Requesting. Sure. Bhagat’s requests packed more power than a four-star’s orders.
“Do you think he asked for us because he wants to sleep with you? And if so, are you going to do him?” Jules glanced at her, mischief lighting his eyes and too-pretty face, laughing at the dark look she shot him. “Aw, come on, I’d do him to boost your career. Of course, he is extremely hot.”
“Please don’t tell him that when we see him.” Alyssa laughed at the thought of Jules Cassidy going up to the extremely straight Max Bh
agat and . . . “He’s so obviously not—” She stopped herself. Because not all gay men were as blatantly out as her partner. And there was a certain tidiness to Bhagat. A well-manicured polish to his dark good looks. She looked at Jules. “I know it’s none of my business, but . . . is he?”
“A member of the Barbra Streisand Fan Club?” Jules asked. “Definitely not. Limited eye contact last time we met. But a boy can dream, can’t he?” He fluttered his eyelashes at her.
“Dream away,” Alyssa told him. “After we get on the plane, okay?”
“ETA—airport—thirteen minutes,” Jules told her.
“Good.”
His voice turned serious. “Why do you think we’ve been asked to observe?”
Alyssa shook her head. She didn’t know. “I hope it’s because Bhagat’s recognized that we’re good at what we do.”
Jules nodded. “That would be nice. But . . . what do you know about this situation?”

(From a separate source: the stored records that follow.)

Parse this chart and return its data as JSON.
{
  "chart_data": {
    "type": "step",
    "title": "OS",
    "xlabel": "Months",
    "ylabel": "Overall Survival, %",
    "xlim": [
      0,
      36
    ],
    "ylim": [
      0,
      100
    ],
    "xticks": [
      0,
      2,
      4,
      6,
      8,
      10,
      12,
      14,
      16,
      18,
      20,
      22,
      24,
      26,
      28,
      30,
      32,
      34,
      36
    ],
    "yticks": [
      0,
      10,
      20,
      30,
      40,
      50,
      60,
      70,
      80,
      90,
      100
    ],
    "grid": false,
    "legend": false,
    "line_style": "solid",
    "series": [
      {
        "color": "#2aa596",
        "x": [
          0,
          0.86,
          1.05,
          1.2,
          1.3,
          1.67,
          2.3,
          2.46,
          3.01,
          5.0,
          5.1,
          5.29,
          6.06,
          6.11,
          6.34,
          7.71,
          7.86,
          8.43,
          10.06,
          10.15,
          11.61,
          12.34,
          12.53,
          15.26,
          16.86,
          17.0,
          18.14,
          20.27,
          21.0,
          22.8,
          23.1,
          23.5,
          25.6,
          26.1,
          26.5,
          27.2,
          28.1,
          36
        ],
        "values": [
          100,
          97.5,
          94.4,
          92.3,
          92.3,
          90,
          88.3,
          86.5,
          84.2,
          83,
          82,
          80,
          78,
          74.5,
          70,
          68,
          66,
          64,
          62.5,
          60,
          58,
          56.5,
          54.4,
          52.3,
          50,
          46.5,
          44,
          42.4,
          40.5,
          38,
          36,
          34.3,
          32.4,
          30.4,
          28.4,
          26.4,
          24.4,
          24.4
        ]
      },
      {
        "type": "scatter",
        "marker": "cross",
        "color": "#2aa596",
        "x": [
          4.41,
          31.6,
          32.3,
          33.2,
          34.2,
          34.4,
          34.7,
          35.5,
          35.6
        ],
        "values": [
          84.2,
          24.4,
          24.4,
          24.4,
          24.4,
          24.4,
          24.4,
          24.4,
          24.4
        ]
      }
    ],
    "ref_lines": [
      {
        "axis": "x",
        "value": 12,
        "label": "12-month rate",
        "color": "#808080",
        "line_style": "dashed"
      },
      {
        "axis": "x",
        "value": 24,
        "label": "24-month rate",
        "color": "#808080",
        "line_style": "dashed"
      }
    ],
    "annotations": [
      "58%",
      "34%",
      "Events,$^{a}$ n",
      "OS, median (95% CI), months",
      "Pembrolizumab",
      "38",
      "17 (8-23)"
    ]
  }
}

“Just what I told you on the phone.”
World Airlines Flight 232 had taken off from Athens shortly before 8:00 a.m., local time. An hour into the trip an unidentified gunman had entered the cockpit, ordered the pilot to take him to Kazbekistan, ordered him to land at the airport in Kazabek, where four additional unidentified gunmen had entered the plane. At which time they’d sealed the plane, started making demands, and identified themselves.
“Five terrorists, claiming to be from a K-stani group called something that translates roughly to the People’s Party, are aboard a 747 with one hundred twenty passengers,” Alyssa summed it up, “an as yet unknown percentage of which are American citizens. They’re demanding the release of two prisoners who are awaiting trial, charged with terrorism—one being held in a U.S. federal prison, the other in a prison in Israel.”
“Osman Razeen,” Jules said.
She looked at him. “What?”
“The terrorist being held in the U.S. is Osman Razeen,” Jules said.
Razeen was a GIK terrorist leader that Jules and Alyssa had helped apprehend less than six months ago.